Так и сидел, как сел тогда, у печати: спиной к своему невидимому, ноги вытянуты. Но не спал — смотрел на меня из-под тяжёлых век, и в стариковских глазах его было что-то новое. Покой не покой… Довольство службой, вот что. У старых солдат оно особое: не радость, а именно довольство — всё сделано, пост сдан правильно.

— Здорово, служивый. Как отдыхается?

— Странно, — сказал он, подумав. — Тысячу лет хотел сесть. Сел. Теперь думаю — как это делается, «отдыхать»… Забыл. Вспоминаю вот.

— Вспомнишь. Дело нехитрое, я освою — научу… — Я присел рядом, на то же невидимое, и оно меня, представьте, держало. — Вопрос у меня, старый. Один, но большой. Верейского забрали. Из камеры, через стену, свои. Аглая след смотрела — говорит: холодный. Не человеческий.

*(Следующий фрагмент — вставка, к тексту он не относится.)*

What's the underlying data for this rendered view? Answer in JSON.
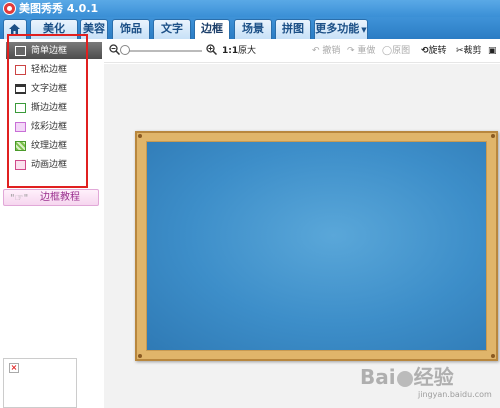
{
  "app": {
    "title": "美图秀秀 4.0.1"
  },
  "tabs": [
    {
      "label": "美化"
    },
    {
      "label": "美容"
    },
    {
      "label": "饰品"
    },
    {
      "label": "文字"
    },
    {
      "label": "边框",
      "active": true
    },
    {
      "label": "场景"
    },
    {
      "label": "拼图"
    },
    {
      "label": "更多功能"
    }
  ],
  "toolbar": {
    "zoom_ratio": "1:1",
    "original_size": "原大",
    "undo": "撤销",
    "redo": "重做",
    "restore": "原图",
    "rotate": "旋转",
    "crop": "裁剪",
    "more": "尺"
  },
  "sidebar": {
    "items": [
      {
        "label": "简单边框",
        "icon": "simple-frame-icon",
        "selected": true
      },
      {
        "label": "轻松边框",
        "icon": "easy-frame-icon"
      },
      {
        "label": "文字边框",
        "icon": "text-frame-icon"
      },
      {
        "label": "撕边边框",
        "icon": "torn-edge-frame-icon"
      },
      {
        "label": "炫彩边框",
        "icon": "colorful-frame-icon"
      },
      {
        "label": "纹理边框",
        "icon": "texture-frame-icon"
      },
      {
        "label": "动画边框",
        "icon": "animated-frame-icon"
      }
    ],
    "tutorial_label": "边框教程"
  },
  "watermark": {
    "text_left": "Bai",
    "text_right": "经验",
    "sub": "jingyan.baidu.com"
  },
  "colors": {
    "titlebar": "#3a8fd6",
    "highlight_box": "#e02020",
    "frame_wood": "#e0b56a",
    "frame_board": "#3d8ec9"
  }
}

Часовой молчал долго. Но это было другое молчание — не тех прежних, когда он слова со дна поднимал. Теперь он думал, ЧТО мне можно унести.

— Сеятель был работником, — сказал он наконец. — Я тебе говорил: его вели. Сад — не его. Сад — ихний… — он пошевелил пальцами, подбирая, и подобрал слово, от которого мне стало холодно ещё до смысла: — Садовладельцев.

— И много их… садовладельцев?

— Не знаю. Я их не вижу. Я вижу… межу. — Он повёл подбородком куда-то в серое. — Тысячу лет у межи стою — а их не видел ни разу. Только работников ихних. Работники меняются. Межа — стоит… — Он повернул голову и посмотрел на меня в упор. — Твоя печать им была — калитка. Ты калитку запер. Хорошо запер, крепко. Только запертая калитка, Знаменосец, — это для хозяина не стена. Это — задача.

— И что они теперь?

— Теперь? — Он прикрыл глаза. — Теперь они считают. Они всегда сначала считают, у них времени — всё… Посчитают — придут. Не сюда. Сюда — не скоро, сюда ты им дорого сделал. Куда-нибудь ещё придут. Калиток много.

Калиток много. Прорывы по всем рубежам — участились, скажет мне потом один старик на троне, и я вспомню это серое «калиток много» и промолчу, что слышал раньше него.

— Ну спасибо, утешил… Спи давай, служивый. Я покараулю.

— Знаю, — сказал он. И, уже совсем засыпая, тем тоном, каким старики говорят самое главное — вполголоса, между прочим: — Затем и сел.

* * *

А жизнь, между тем, брала своё — нахально, по-хозяйски, как она одна умеет.

Академию отстраивали. Стёкла вставляли всем миром, Тюфяк с артелью перебирал повреждённые своды — теперь уже официально, с жалованьем, Софья выбила. Занятия возобновились на шестой день: Мещерский рассудил, что расписание лечит лучше микстур, и был прав — за партами дети отходили быстрее, чем в казармах. Глузман выпускал раненых партиями и на каждой выписке ворчал, что «после такой ночи по науке положено болеть месяц, а эти скачут через неделю — никакого уважения к медицине».